I knew nothing about the filmmaker going into this, so I spent the first half afraid it was going to turn into some kind of weird alt-alt-right critique of universal basic income. I'm still not sure it isn't, but by the end it reverts back to a fairly conventional pro-unionization film. Kinda wish it had not veered into the corny sci-fi territory that it did, but just stuck with the social satire.
posted by spudsilo at 1:46 PM on July 16

I knew nothing about the filmmaker going into this, so I spent the first half afraid it was going to turn into some kind of weird alt-alt-right critique of universal basic income.

Yeah, I really don't think that was the film's intended critique. I read it as a satire of the way that large corporations have tended to demand more and more from their employees while providing less and less compensation, justifying it by jangling fancy keychains in their faces. Like a big tech company putting a ball pit in your office and giving you free snacks while paying you peanuts and expecting you to stay late every night.

I don't think the film addressed UBI, but I would guess that a communist like Boots Riley would be skeptical of it because it would be a reform that would soften capitalism enough to prop it up and keep it from collapsing, while failing to address the fundamentally exploitative nature of capitalism.
posted by One Second Before Awakening at 1:55 PM on July 16 [5 favorites]

I saw Worry-Free as a representation of how private corporations are taking on responsibilities that government no longer has the will to perform, like Starbucks subsidizing its employees' college educations, or Domino's Pizza filling in pot holes. It's not hard to see this sort of thing evolving into a situation where people live their lives entirely in corporate communities that feature many of the services of a functioning state or local government, but are basically just the company store writ large. People becoming citizens of a system not beholden to taxpayers or voters, but to outside shareholders. It would be very much like slavery, or a kind of serfdom.
posted by Strange Interlude at 2:10 PM on July 16 [4 favorites]

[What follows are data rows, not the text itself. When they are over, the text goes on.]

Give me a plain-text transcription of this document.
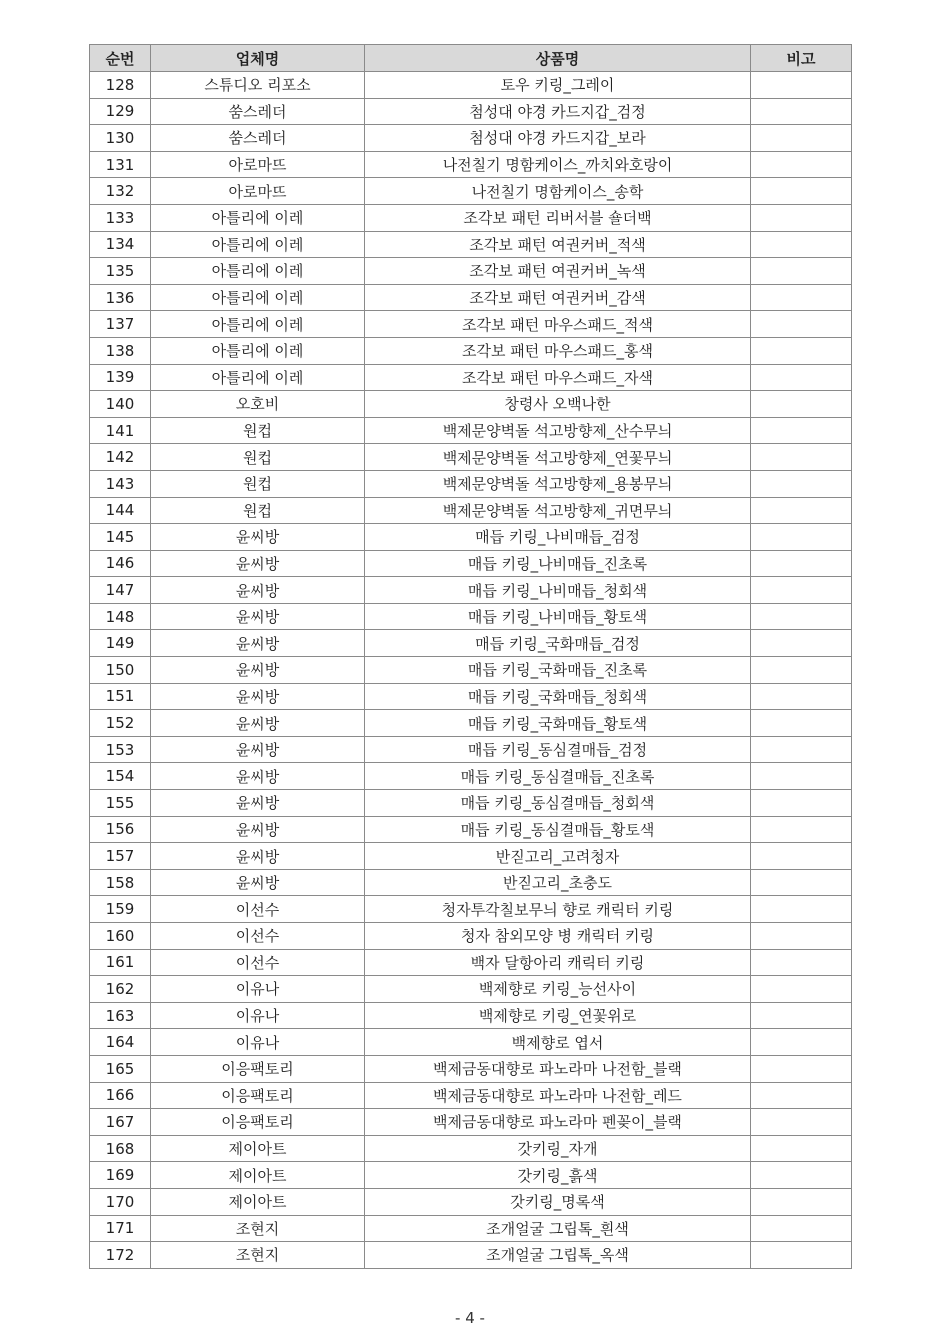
순번	업체명	상품명	비고
128	스튜디오 리포소	토우 키링_그레이	
129	쑴스레더	첨성대 야경 카드지갑_검정	
130	쑴스레더	첨성대 야경 카드지갑_보라	
131	아로마뜨	나전칠기 명함케이스_까치와호랑이	
132	아로마뜨	나전칠기 명함케이스_송학	
133	아틀리에 이레	조각보 패턴 리버서블 숄더백	
134	아틀리에 이레	조각보 패턴 여권커버_적색	
135	아틀리에 이레	조각보 패턴 여권커버_녹색	
136	아틀리에 이레	조각보 패턴 여권커버_감색	
137	아틀리에 이레	조각보 패턴 마우스패드_적색	
138	아틀리에 이레	조각보 패턴 마우스패드_홍색	
139	아틀리에 이레	조각보 패턴 마우스패드_자색	
140	오호비	창령사 오백나한	
141	원컵	백제문양벽돌 석고방향제_산수무늬	
142	원컵	백제문양벽돌 석고방향제_연꽃무늬	
143	원컵	백제문양벽돌 석고방향제_용봉무늬	
144	원컵	백제문양벽돌 석고방향제_귀면무늬	
145	윤씨방	매듭 키링_나비매듭_검정	
146	윤씨방	매듭 키링_나비매듭_진초록	
147	윤씨방	매듭 키링_나비매듭_청회색	
148	윤씨방	매듭 키링_나비매듭_황토색	
149	윤씨방	매듭 키링_국화매듭_검정	
150	윤씨방	매듭 키링_국화매듭_진초록	
151	윤씨방	매듭 키링_국화매듭_청회색	
152	윤씨방	매듭 키링_국화매듭_황토색	
153	윤씨방	매듭 키링_동심결매듭_검정	
154	윤씨방	매듭 키링_동심결매듭_진초록	
155	윤씨방	매듭 키링_동심결매듭_청회색	
156	윤씨방	매듭 키링_동심결매듭_황토색	
157	윤씨방	반짇고리_고려청자	
158	윤씨방	반짇고리_초충도	
159	이선수	청자투각칠보무늬 향로 캐릭터 키링	
160	이선수	청자 참외모양 병 캐릭터 키링	
161	이선수	백자 달항아리 캐릭터 키링	
162	이유나	백제향로 키링_능선사이	
163	이유나	백제향로 키링_연꽃위로	
164	이유나	백제향로 엽서	
165	이응팩토리	백제금동대향로 파노라마 나전함_블랙	
166	이응팩토리	백제금동대향로 파노라마 나전함_레드	
167	이응팩토리	백제금동대향로 파노라마 펜꽂이_블랙	
168	제이아트	갓키링_자개	
169	제이아트	갓키링_흙색	
170	제이아트	갓키링_명록색	
171	조현지	조개얼굴 그립톡_흰색	
172	조현지	조개얼굴 그립톡_옥색	
- 4 -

Worry Free is both a metaphor and a horrifyingly believable thing. They could start up tomorrow and nobody would blink an eyelid.
posted by Artw at 4:44 PM on July 16 [3 favorites]

(No it’s not UBI, it’s the libertarian-acceptable version of slavery, which is not far off the pseudo-sharecroping shit people get forced into when real jobs go away, but if Musk or whoever figure out how to go one step further with that they totally will.)